Le proteste che stanno dilagando in questi giorni nelle città statunitensi, per l’omicidio di un afroamericano durante un controllo di polizia, offrono numerosi spunti di discussione molto interessanti per chi si occupa di privacy e nuove tecnologie.
In questa sede non tratteremo il tema della morte di George Floyd (non che non ci interessi, sia chiaro); ciò che invece affronteremo è l’aspetto tecnologico della rivolta che, come vedremo, ha assunto un ruolo primario nelle strategie di entrambi gli schieramenti. Il digitale ha mostrato con la massima chiarezza il proprio volto ambivalente. Strumento utile per il progresso dei diritti civili in seno di una società democratica o anche strumento di sorveglianza, repressione e disinformazione.

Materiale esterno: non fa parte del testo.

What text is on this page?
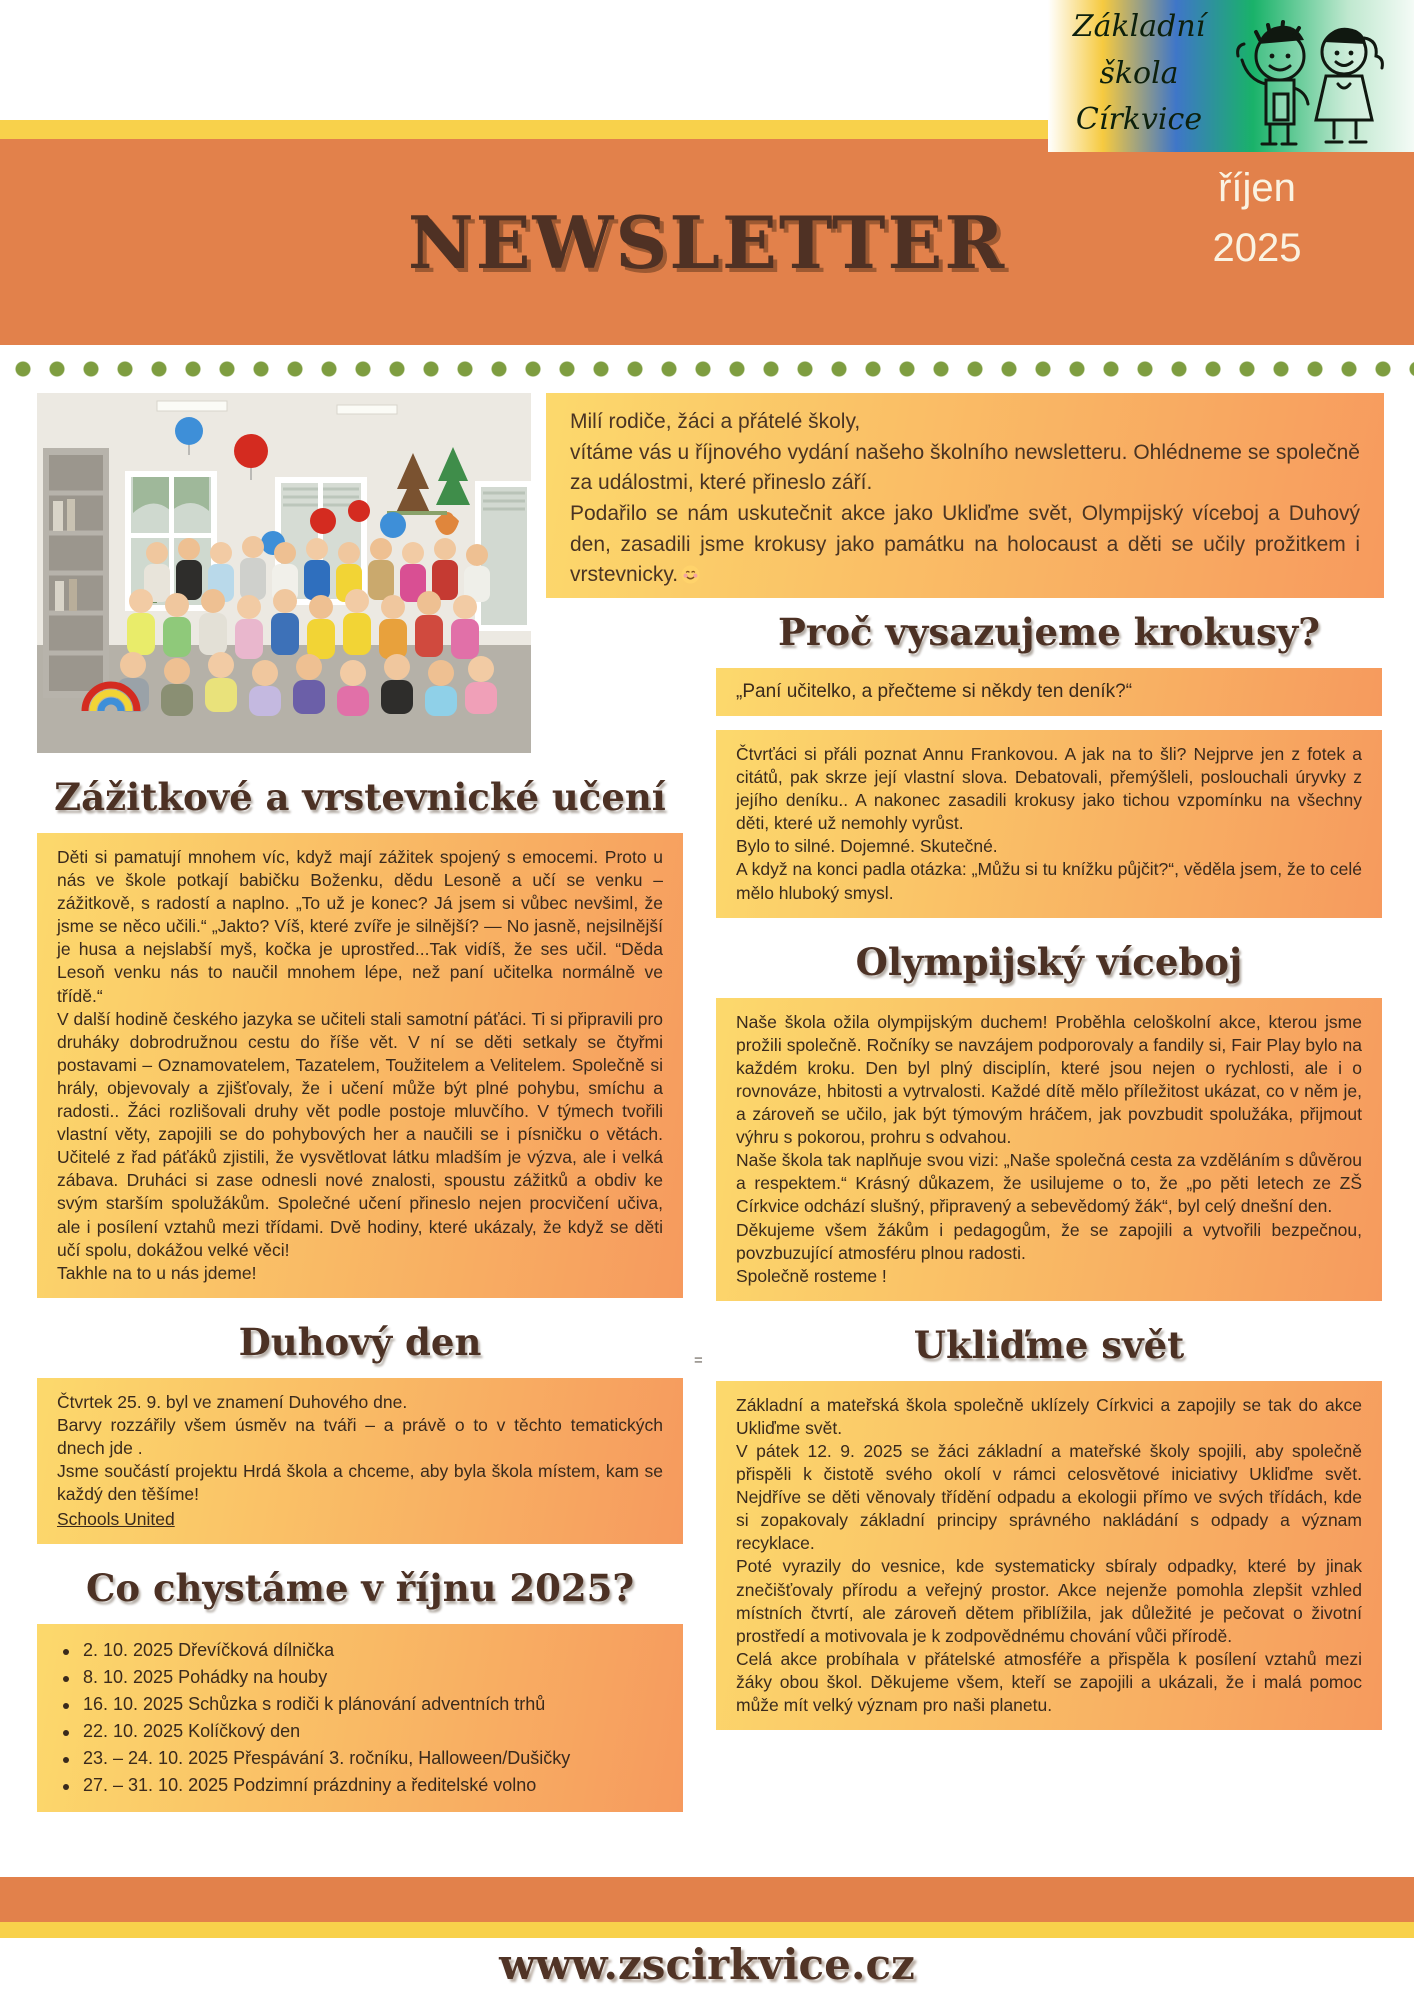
NEWSLETTER
říjen
2025
Základní
škola
Církvice

Milí rodiče, žáci a přátelé školy,

vítáme vás u říjnového vydání našeho školního newsletteru. Ohlédneme se společně za událostmi, které přineslo září.

Podařilo se nám uskutečnit akce jako Ukliďme svět, Olympijský víceboj a Duhový den, zasadili jsme krokusy jako památku na holocaust a děti se učily prožitkem i vrstevnicky.

Zážitkové a vrstevnické učení

Děti si pamatují mnohem víc, když mají zážitek spojený s emocemi. Proto u nás ve škole potkají babičku Boženku, dědu Lesoně a učí se venku – zážitkově, s radostí a naplno. „To už je konec? Já jsem si vůbec nevšiml, že jsme se něco učili.“ „Jakto? Víš, které zvíře je silnější? — No jasně, nejsilnější je husa a nejslabší myš, kočka je uprostřed...Tak vidíš, že ses učil. “Děda Lesoň venku nás to naučil mnohem lépe, než paní učitelka normálně ve třídě.“

V další hodině českého jazyka se učiteli stali samotní páťáci. Ti si připravili pro druháky dobrodružnou cestu do říše vět. V ní se děti setkaly se čtyřmi postavami – Oznamovatelem, Tazatelem, Toužitelem a Velitelem. Společně si hrály, objevovaly a zjišťovaly, že i učení může být plné pohybu, smíchu a radosti.. Žáci rozlišovali druhy vět podle postoje mluvčího. V týmech tvořili vlastní věty, zapojili se do pohybových her a naučili se i písničku o větách. Učitelé z řad páťáků zjistili, že vysvětlovat látku mladším je výzva, ale i velká zábava. Druháci si zase odnesli nové znalosti, spoustu zážitků a obdiv ke svým starším spolužákům. Společné učení přineslo nejen procvičení učiva, ale i posílení vztahů mezi třídami. Dvě hodiny, které ukázaly, že když se děti učí spolu, dokážou velké věci!

Takhle na to u nás jdeme!

Duhový den

Čtvrtek 25. 9. byl ve znamení Duhového dne.

Barvy rozzářily všem úsměv na tváři – a právě o to v těchto tematických dnech jde .

Jsme součástí projektu Hrdá škola a chceme, aby byla škola místem, kam se každý den těšíme!

Schools United
Co chystáme v říjnu 2025?
2. 10. 2025 Dřevíčková dílnička
8. 10. 2025 Pohádky na houby
16. 10. 2025 Schůzka s rodiči k plánování adventních trhů
22. 10. 2025 Kolíčkový den
23. – 24. 10. 2025 Přespávání 3. ročníku, Halloween/Dušičky
27. – 31. 10. 2025 Podzimní prázdniny a ředitelské volno
=
Proč vysazujeme krokusy?
„Paní učitelko, a přečteme si někdy ten deník?“

Čtvrťáci si přáli poznat Annu Frankovou. A jak na to šli? Nejprve jen z fotek a citátů, pak skrze její vlastní slova. Debatovali, přemýšleli, poslouchali úryvky z jejího deníku.. A nakonec zasadili krokusy jako tichou vzpomínku na všechny děti, které už nemohly vyrůst.

Bylo to silné. Dojemné. Skutečné.

A když na konci padla otázka: „Můžu si tu knížku půjčit?“, věděla jsem, že to celé mělo hluboký smysl.

Olympijský víceboj

Naše škola ožila olympijským duchem! Proběhla celoškolní akce, kterou jsme prožili společně. Ročníky se navzájem podporovaly a fandily si, Fair Play bylo na každém kroku. Den byl plný disciplín, které jsou nejen o rychlosti, ale i o rovnováze, hbitosti a vytrvalosti. Každé dítě mělo příležitost ukázat, co v něm je, a zároveň se učilo, jak být týmovým hráčem, jak povzbudit spolužáka, přijmout výhru s pokorou, prohru s odvahou.

Naše škola tak naplňuje svou vizi: „Naše společná cesta za vzděláním s důvěrou a respektem.“ Krásný důkazem, že usilujeme o to, že „po pěti letech ze ZŠ Církvice odchází slušný, připravený a sebevědomý žák“, byl celý dnešní den.

Děkujeme všem žákům i pedagogům, že se zapojili a vytvořili bezpečnou, povzbuzující atmosféru plnou radosti.

Společně rosteme !

Ukliďme svět

Základní a mateřská škola společně uklízely Církvici a zapojily se tak do akce Ukliďme svět.

V pátek 12. 9. 2025 se žáci základní a mateřské školy spojili, aby společně přispěli k čistotě svého okolí v rámci celosvětové iniciativy Ukliďme svět. Nejdříve se děti věnovaly třídění odpadu a ekologii přímo ve svých třídách, kde si zopakovaly základní principy správného nakládání s odpady a význam recyklace.

Poté vyrazily do vesnice, kde systematicky sbíraly odpadky, které by jinak znečišťovaly přírodu a veřejný prostor. Akce nejenže pomohla zlepšit vzhled místních čtvrtí, ale zároveň dětem přiblížila, jak důležité je pečovat o životní prostředí a motivovala je k zodpovědnému chování vůči přírodě.

Celá akce probíhala v přátelské atmosféře a přispěla k posílení vztahů mezi žáky obou škol. Děkujeme všem, kteří se zapojili a ukázali, že i malá pomoc může mít velký význam pro naši planetu.

www.zscirkvice.cz
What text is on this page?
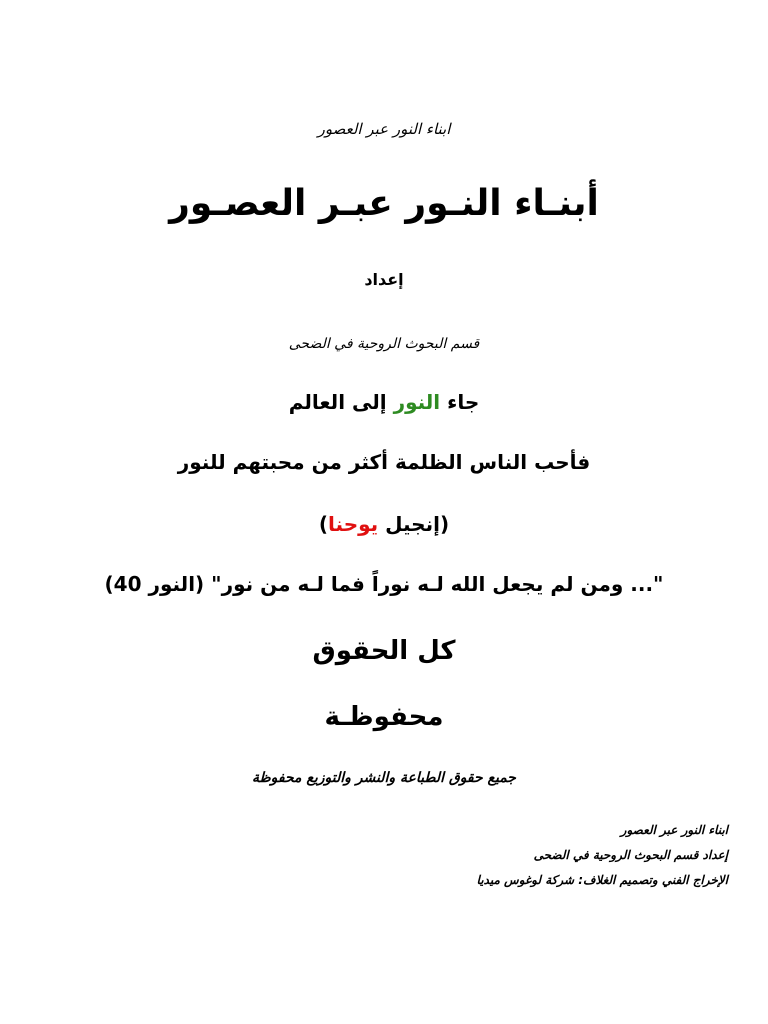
ابناء النور عبر العصور
أبنـاء النـور عبـر العصـور
إعداد
قسم البحوث الروحية في الضحى
جاء النور إلى العالم
فأحب الناس الظلمة أكثر من محبتهم للنور
(إنجيل يوحنا)
"... ومن لم يجعل الله لـه نوراً فما لـه من نور" (النور 40)
كل الحقوق
محفوظـة
جميع حقوق الطباعة والنشر والتوزيع محفوظة
ابناء النور عبر العصور
إعداد قسم البحوث الروحية في الضحى
الإخراج الفني وتصميم الغلاف: شركة لوغوس ميديا
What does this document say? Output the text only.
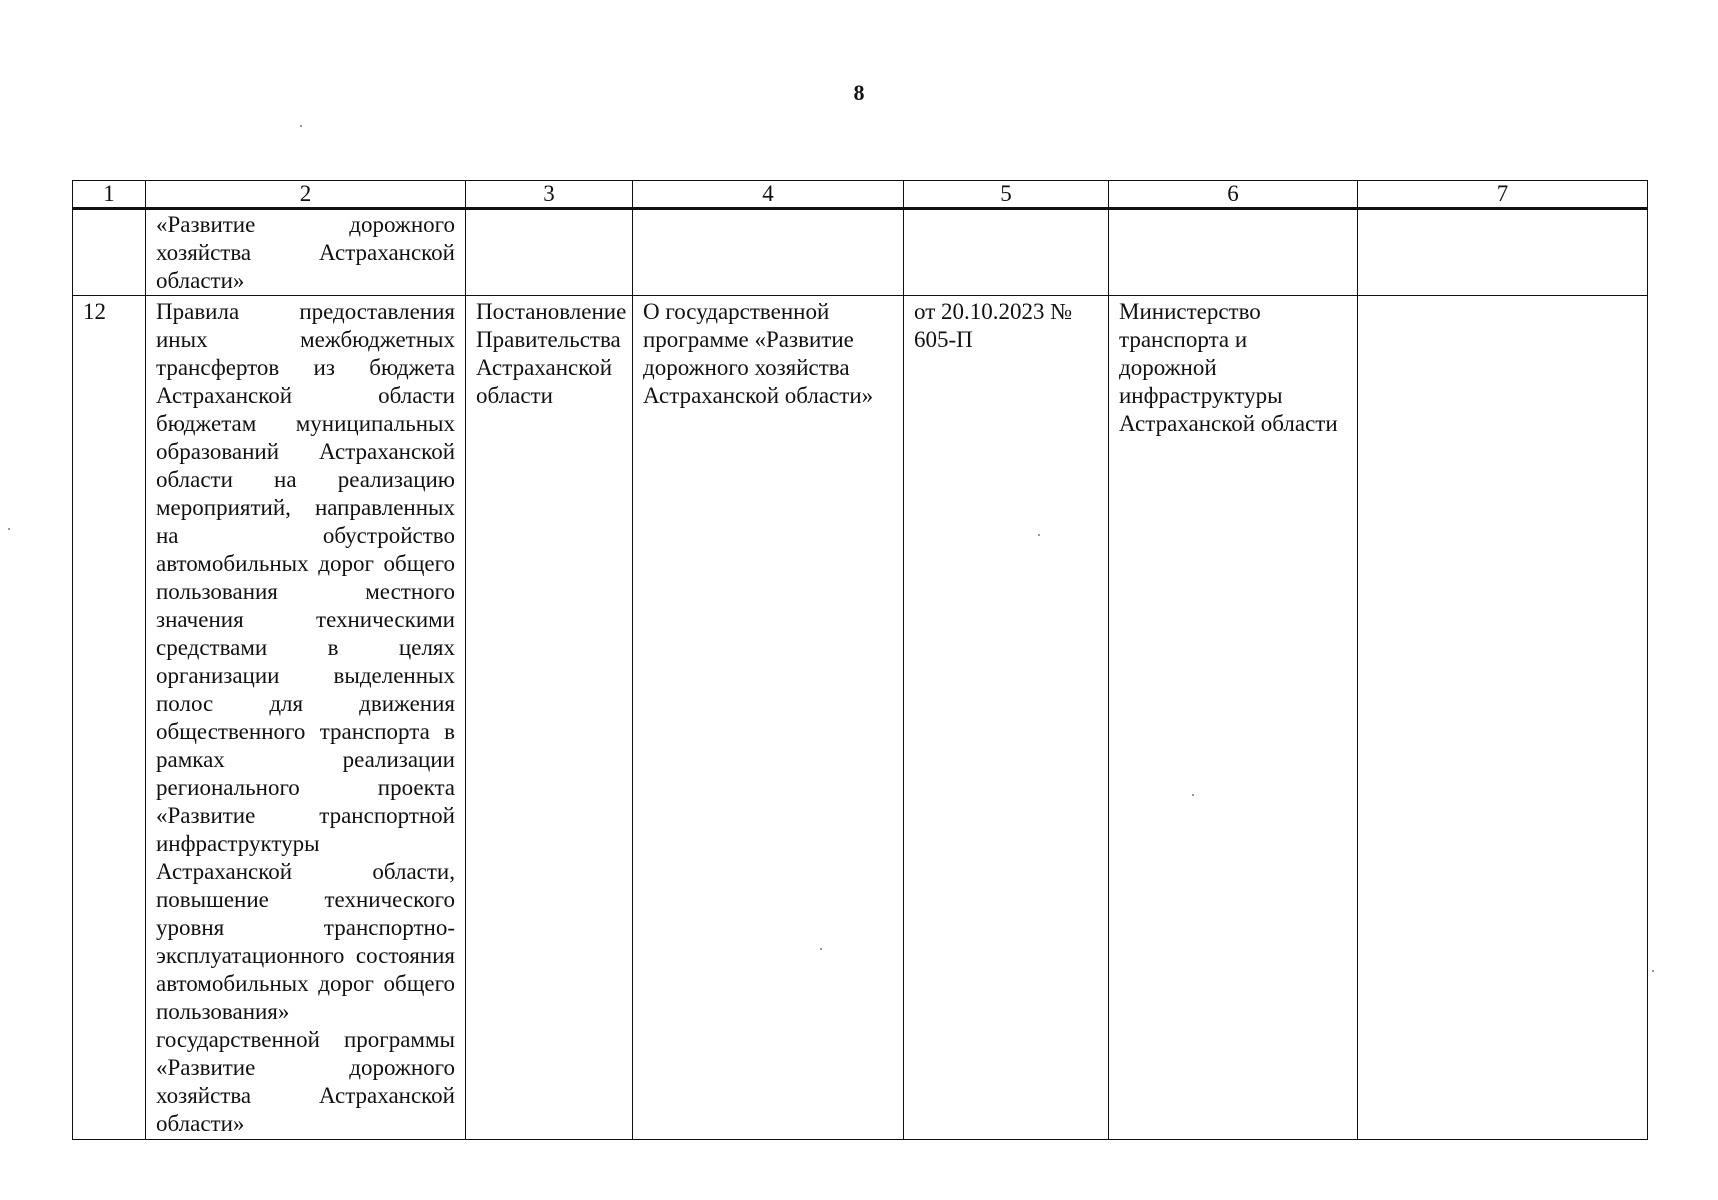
8
1	2	3	4	5	6	7
	«Развитие дорожного хозяйства Астраханской области»					
12	Правила предоставления иных межбюджетных трансфертов из бюджета Астраханской области бюджетам муниципальных образований Астраханской области на реализацию мероприятий, направленных на обустройство автомобильных дорог общего пользования местного значения техническими средствами в целях организации выделенных полос для движения общественного транспорта в рамках реализации регионального проекта «Развитие транспортной инфраструктуры Астраханской области, повышение технического уровня транспортно-эксплуатационного состояния автомобильных дорог общего пользования» государственной программы «Развитие дорожного хозяйства Астраханской области»	Постановление Правительства Астраханской области	О государственной программе «Развитие дорожного хозяйства Астраханской области»	от 20.10.2023 № 605-П	Министерство транспорта и дорожной инфраструктуры Астраханской области	
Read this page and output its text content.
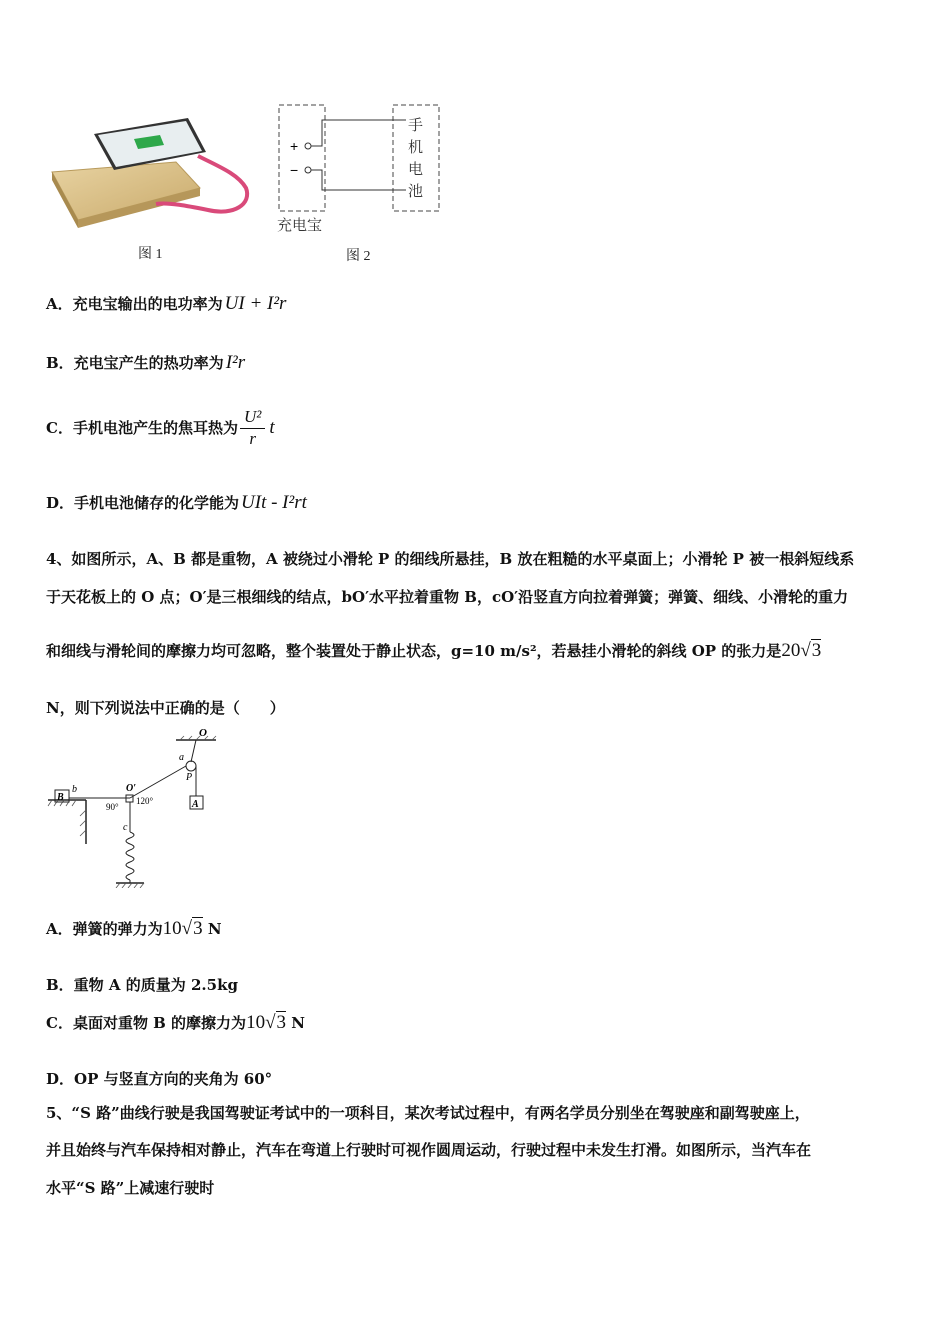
图 1
+
−
手
机
电
池
充电宝
图 2
A．充电宝输出的电功率为 UI + I²r
B．充电宝产生的热功率为 I²r
C．手机电池产生的焦耳热为 $\frac{\text{U²}}{r}$ t
D．手机电池储存的化学能为 UIt - I²rt
4、如图所示，A、B 都是重物，A 被绕过小滑轮 P 的细线所悬挂，B 放在粗糙的水平桌面上；小滑轮 P 被一根斜短线系
于天花板上的 O 点；O′是三根细线的结点，bO′水平拉着重物 B，cO′沿竖直方向拉着弹簧；弹簧、细线、小滑轮的重力
和细线与滑轮间的摩擦力均可忽略，整个装置处于静止状态，g=10 m/s²，若悬挂小滑轮的斜线 OP 的张力是20√3
N，则下列说法中正确的是（　　）
O
a
P
A
B
b	O′
90°
120°
c
A．弹簧的弹力为10√3 N
B．重物 A 的质量为 2.5kg
C．桌面对重物 B 的摩擦力为10√3 N
D．OP 与竖直方向的夹角为 60°
5、“S 路”曲线行驶是我国驾驶证考试中的一项科目，某次考试过程中，有两名学员分别坐在驾驶座和副驾驶座上，
并且始终与汽车保持相对静止，汽车在弯道上行驶时可视作圆周运动，行驶过程中未发生打滑。如图所示，当汽车在
水平“S 路”上减速行驶时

Tutto è cominciato con un post e uno smartphone
In effetti, i social e la tecnologia sono all’origine stessa della protesta perché – ricordiamolo – Il video dell’arresto di George Floyd è stato reso conoscibile al mondo in quanto trasmesso con una diretta social da una persona che vi ha assistito; e poi diffuso via internet tra il 25 ed il 26 maggio 2020. Senza social forse non sarebbe scoppiato il caso; non avrebbero saputo, non avremmo saputo e tutto sarebbe stato impunito.
Nasce social anche la protesta: tutto è iniziato con un post pubblicato sul profilo Instagram di Alexandria Ocasio-Cortez (deputata statunitense da molti ritenuta possibile futura candidata alla presidenza) con il quale si invitavano i cittadini a prendere tutta una serie di accorgimenti prima di scendere in piazza. In questo post si legge, tra l’altro: indossa la mascherina, raccogli i capelli, porta con te dell’acqua e… disabilita il riconoscimento facciale e la ricezione dati dal telefono.
Questo consiglio, apparentemente banale, nasconde un significato molto importante a parere di chi scrive in quanto ci rivela come le agitazioni siano ormai diventate irrimediabilmente high tech.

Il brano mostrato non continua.